Conclusion and future directions
The Daily Mile is performed in over 15,600 schools and nurseries across the world [17], in addition to underpinning some public health policy. However, the evidence supporting its benefits is limited to a relatively small number of mostly fair-to-good quality studies (n = 13). As such, this systematic review has gone some way to clarify the quality and robustness of this existing evidence base. Findings from this review suggest TDM can increase children’s physical fitness and MVPA levels. There is also some fair-to-good quality evidence that it may improve body composition, mental health, and self-perceptions, however null effects were observed for BMI and academic performance. An acute bout of TDM did not affect cognitive function, although longer term participation was found to improve some areas of cognitive function. Whilst initial results are promising, the long-term benefits are unclear due to an insufficient number of studies reported, and a dearth of good and excellent quality research study designs across each of the outcomes reported. Future research should also explore other indicators of health status in children not considered to date, such as bone health or muscle strength, for example. As such, higher quality research is needed with longer term follow up to explore the sustainability of intervention effects. There is also a need for process evaluations and proper reporting to ascertain implementation.

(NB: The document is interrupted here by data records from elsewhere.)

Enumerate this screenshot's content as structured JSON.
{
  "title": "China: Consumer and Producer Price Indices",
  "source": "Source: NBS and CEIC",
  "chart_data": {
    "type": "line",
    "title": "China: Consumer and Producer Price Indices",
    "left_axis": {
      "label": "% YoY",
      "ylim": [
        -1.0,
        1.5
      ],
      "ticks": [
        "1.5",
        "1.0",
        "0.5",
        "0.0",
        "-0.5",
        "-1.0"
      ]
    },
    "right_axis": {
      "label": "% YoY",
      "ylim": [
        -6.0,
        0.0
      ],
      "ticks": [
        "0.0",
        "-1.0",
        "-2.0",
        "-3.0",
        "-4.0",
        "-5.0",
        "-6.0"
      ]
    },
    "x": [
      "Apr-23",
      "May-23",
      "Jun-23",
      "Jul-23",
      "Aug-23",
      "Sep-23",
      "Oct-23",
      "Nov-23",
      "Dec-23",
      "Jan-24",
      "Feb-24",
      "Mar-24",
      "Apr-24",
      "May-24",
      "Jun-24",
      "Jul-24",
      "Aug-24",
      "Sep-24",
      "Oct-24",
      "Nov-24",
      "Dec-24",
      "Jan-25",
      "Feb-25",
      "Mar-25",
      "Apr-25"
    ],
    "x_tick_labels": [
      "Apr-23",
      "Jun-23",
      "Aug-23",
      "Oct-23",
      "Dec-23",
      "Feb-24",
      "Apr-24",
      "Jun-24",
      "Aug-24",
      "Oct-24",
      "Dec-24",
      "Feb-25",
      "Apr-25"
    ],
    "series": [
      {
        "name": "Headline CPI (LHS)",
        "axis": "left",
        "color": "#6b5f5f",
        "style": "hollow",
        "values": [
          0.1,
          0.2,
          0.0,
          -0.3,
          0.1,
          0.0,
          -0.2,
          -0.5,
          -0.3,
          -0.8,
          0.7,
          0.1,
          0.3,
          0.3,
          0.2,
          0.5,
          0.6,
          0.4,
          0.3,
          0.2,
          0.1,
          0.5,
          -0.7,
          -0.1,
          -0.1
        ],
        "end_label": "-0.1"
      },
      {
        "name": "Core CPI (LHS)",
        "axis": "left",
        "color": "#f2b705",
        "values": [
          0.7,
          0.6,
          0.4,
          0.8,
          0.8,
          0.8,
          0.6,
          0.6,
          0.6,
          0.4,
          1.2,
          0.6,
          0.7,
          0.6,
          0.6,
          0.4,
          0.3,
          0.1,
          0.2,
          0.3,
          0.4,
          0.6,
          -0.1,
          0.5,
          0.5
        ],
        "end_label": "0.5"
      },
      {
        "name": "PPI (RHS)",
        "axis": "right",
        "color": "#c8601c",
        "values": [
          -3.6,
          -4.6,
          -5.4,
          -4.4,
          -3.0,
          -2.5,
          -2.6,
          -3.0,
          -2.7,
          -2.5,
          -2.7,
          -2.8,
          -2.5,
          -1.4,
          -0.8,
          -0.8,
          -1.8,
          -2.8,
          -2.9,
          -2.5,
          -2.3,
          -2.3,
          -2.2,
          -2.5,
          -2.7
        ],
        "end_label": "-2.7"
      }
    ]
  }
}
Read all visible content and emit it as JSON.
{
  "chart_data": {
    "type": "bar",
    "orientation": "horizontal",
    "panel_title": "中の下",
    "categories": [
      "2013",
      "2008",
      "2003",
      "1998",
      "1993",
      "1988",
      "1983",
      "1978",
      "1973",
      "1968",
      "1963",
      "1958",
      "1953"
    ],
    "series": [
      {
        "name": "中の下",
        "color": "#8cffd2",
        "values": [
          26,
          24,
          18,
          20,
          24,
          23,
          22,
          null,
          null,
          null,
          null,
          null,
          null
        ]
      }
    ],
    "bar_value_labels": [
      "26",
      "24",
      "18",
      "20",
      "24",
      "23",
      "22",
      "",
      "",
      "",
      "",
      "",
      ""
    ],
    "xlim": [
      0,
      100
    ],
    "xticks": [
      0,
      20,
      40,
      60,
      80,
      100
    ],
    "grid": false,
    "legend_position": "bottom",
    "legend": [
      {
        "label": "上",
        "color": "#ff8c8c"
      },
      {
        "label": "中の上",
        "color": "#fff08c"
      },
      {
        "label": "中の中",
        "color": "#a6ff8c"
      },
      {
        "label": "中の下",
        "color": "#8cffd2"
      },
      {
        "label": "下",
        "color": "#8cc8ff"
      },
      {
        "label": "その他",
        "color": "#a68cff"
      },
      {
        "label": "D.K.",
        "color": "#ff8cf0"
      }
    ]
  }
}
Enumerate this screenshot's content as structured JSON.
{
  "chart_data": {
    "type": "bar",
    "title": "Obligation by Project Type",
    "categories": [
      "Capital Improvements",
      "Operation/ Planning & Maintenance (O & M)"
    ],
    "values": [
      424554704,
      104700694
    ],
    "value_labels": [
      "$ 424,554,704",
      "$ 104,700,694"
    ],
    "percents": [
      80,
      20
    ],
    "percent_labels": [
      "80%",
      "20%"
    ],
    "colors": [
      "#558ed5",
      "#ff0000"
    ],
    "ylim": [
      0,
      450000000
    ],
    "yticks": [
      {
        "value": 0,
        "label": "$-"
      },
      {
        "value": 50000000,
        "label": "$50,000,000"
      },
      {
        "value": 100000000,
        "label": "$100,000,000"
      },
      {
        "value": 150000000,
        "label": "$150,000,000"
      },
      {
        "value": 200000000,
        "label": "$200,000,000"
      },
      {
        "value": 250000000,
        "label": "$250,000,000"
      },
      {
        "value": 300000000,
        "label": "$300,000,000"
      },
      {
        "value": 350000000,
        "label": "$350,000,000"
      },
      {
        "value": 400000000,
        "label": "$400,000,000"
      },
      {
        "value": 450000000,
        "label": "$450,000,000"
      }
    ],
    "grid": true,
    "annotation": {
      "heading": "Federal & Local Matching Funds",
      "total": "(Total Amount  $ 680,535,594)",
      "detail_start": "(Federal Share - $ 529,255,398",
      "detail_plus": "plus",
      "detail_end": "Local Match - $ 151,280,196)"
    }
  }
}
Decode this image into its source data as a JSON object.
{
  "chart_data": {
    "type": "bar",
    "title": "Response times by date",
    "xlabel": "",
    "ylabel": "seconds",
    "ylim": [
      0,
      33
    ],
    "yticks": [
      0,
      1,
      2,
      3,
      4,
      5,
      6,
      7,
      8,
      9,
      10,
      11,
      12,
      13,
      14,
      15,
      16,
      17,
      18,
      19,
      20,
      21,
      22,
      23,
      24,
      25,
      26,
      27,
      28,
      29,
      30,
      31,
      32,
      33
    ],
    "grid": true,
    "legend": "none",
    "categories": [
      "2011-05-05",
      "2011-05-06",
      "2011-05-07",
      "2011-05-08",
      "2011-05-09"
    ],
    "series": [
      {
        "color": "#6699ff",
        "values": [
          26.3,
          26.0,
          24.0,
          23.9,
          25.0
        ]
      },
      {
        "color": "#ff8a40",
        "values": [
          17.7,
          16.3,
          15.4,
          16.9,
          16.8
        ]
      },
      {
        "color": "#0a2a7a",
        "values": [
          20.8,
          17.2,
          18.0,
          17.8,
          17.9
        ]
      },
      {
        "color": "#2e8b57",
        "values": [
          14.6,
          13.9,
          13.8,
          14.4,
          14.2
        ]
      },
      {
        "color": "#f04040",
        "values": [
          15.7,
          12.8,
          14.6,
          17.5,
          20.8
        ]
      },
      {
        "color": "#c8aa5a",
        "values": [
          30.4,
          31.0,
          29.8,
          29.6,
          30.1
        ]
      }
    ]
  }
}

Promisingly, a longitudinal quasi-experimental cohort study is currently underway, following children from year 1 (age 5/6) to year 6 (age 10/11) [57]. It is hoped this, and future likewise studies will provide greater evidence of the long-term benefits of TDM not only on PA levels, but on the other outcomes covered in this review. In addition, as only four of the included studies employed any randomisation, future randomised controlled trials are required to ensure that any public policy recommendations for TDM on improving mental health, wellbeing, cognitive function and academic achievement are centred on a stronger scientific evidence base.
Supporting information
S1 File. Screening tool for independent author screening.
https://doi.org/10.1371/journal.pone.0277375.s002
(DOCX)
Acknowledgments
We would like to acknowledge the support of the Daily Mile Network Northern Ireland, Nicola Topping from the Education Authority Northern Ireland and Colette Brolly from the Public Health Agency in Northern Ireland.